A production rule specifies the relationship between a compound element, and data elements and other (lower-level) compound elements. Each production rule has a left side (identifier) and a right side (expression) connected by the symbol "=", meaning that the term on the left side is replaced by or produces the term on the right side. Terms on the right side are either other compound elements or individual data elements. By making substitutions using matching terms in the production rules, one can explain higher- level concepts using data elements. The symbols used in the production rules have the following meaning:

    Symbol Meaning
    =is replaced by, produces, consists of
    +and
    [|] selection - select one term from the list of enclosed terms (exclusive or).
    Terms are separated by "|"
    m{}niteration - the term(s) enclosed is(are) repeated from "m" to "n" times
    ()optional - the term(s) enclosed is(are) optional

    Examples:

        a = b + c
        "a consists of b and c"
        a = [b | c "a consists of one of b or c"
        a = 4{b}6"a consists of four to six occurrences of b"

        a = b + (c)

        "a consists of b and optionally c"


      Interpreting the production rules:

        The terms bounded by parentheses, "(" and ")", are optional and are provided at the discretion of the data producer.

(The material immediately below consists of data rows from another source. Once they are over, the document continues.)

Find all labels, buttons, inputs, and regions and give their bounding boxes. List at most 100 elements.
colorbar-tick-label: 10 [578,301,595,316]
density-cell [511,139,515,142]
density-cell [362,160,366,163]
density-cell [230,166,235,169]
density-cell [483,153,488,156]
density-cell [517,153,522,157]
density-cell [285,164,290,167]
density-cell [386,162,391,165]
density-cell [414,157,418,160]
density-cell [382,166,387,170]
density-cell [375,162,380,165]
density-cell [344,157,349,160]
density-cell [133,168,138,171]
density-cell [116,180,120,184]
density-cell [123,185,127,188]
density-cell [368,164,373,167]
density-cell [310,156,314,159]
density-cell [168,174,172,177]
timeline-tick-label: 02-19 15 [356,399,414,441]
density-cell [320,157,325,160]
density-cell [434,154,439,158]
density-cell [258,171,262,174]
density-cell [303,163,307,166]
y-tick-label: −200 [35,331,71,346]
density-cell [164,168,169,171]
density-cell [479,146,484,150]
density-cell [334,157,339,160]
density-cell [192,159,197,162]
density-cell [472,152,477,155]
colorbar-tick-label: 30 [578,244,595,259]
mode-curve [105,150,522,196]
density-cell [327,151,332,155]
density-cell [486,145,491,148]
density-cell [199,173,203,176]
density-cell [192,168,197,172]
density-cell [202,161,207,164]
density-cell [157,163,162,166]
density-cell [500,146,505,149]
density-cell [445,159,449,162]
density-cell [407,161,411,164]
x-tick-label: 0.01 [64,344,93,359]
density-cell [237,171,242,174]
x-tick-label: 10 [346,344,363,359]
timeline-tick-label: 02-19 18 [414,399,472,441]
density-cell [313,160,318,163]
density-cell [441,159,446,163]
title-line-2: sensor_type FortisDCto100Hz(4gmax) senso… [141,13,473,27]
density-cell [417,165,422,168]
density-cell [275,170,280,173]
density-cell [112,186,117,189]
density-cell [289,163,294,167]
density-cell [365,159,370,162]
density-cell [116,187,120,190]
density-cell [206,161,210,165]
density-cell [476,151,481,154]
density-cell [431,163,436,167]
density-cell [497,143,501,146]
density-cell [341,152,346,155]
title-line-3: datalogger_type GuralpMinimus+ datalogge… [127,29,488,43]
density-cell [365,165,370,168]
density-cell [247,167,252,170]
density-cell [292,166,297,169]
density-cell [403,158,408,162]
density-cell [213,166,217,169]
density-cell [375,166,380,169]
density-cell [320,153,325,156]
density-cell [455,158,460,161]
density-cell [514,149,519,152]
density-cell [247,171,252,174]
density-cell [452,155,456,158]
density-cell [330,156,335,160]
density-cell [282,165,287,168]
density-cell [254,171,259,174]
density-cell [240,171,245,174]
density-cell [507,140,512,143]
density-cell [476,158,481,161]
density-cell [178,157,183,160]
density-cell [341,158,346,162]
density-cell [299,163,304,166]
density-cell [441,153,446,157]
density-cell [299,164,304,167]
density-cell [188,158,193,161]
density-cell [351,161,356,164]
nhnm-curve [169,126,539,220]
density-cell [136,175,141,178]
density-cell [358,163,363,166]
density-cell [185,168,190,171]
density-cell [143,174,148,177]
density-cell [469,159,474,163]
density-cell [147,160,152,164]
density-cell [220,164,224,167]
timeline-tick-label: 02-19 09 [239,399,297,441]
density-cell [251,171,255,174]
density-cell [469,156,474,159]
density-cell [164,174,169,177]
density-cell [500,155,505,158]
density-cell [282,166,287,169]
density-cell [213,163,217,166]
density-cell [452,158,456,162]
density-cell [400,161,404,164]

If a producer chooses to provide information enclosed by parentheses, the producer shall follow the production rules for the enclosed information. For example, if the producer decides to provide the optional information described in the term:

          (a + b + c)

        the producer shall provide a and b and c.

        Only for terms bounded by parentheses does the producer have the discretion of deciding whether or not to provide the information.

        The variation among the ways in which geospatial data are produced and distributed, the fact that all geospatial data does not have the same characteristics, and the issue that all details of data sets that are in work or are planned may not be decided, caused the need to express the concept of "mandatory if applicable." This concept means that if the data set exhibits (or, for data sets that are in work or planned, it is known that the data set will exhibit) a defined characteristic, then the producer shall provide the information needed to describe that characteristic. This concept is described by the production rule:

          0{ term }1

    Extensibility

    Extended elements may be defined by a data set producer or a user community. Extended elements are elements outside the standard, but needed by the data set producer. If extended elements are created, they must follow the guidelines in Appendix D, Guidelines for creating extended elements to the Content Standard for Digital Geospatial Metadata.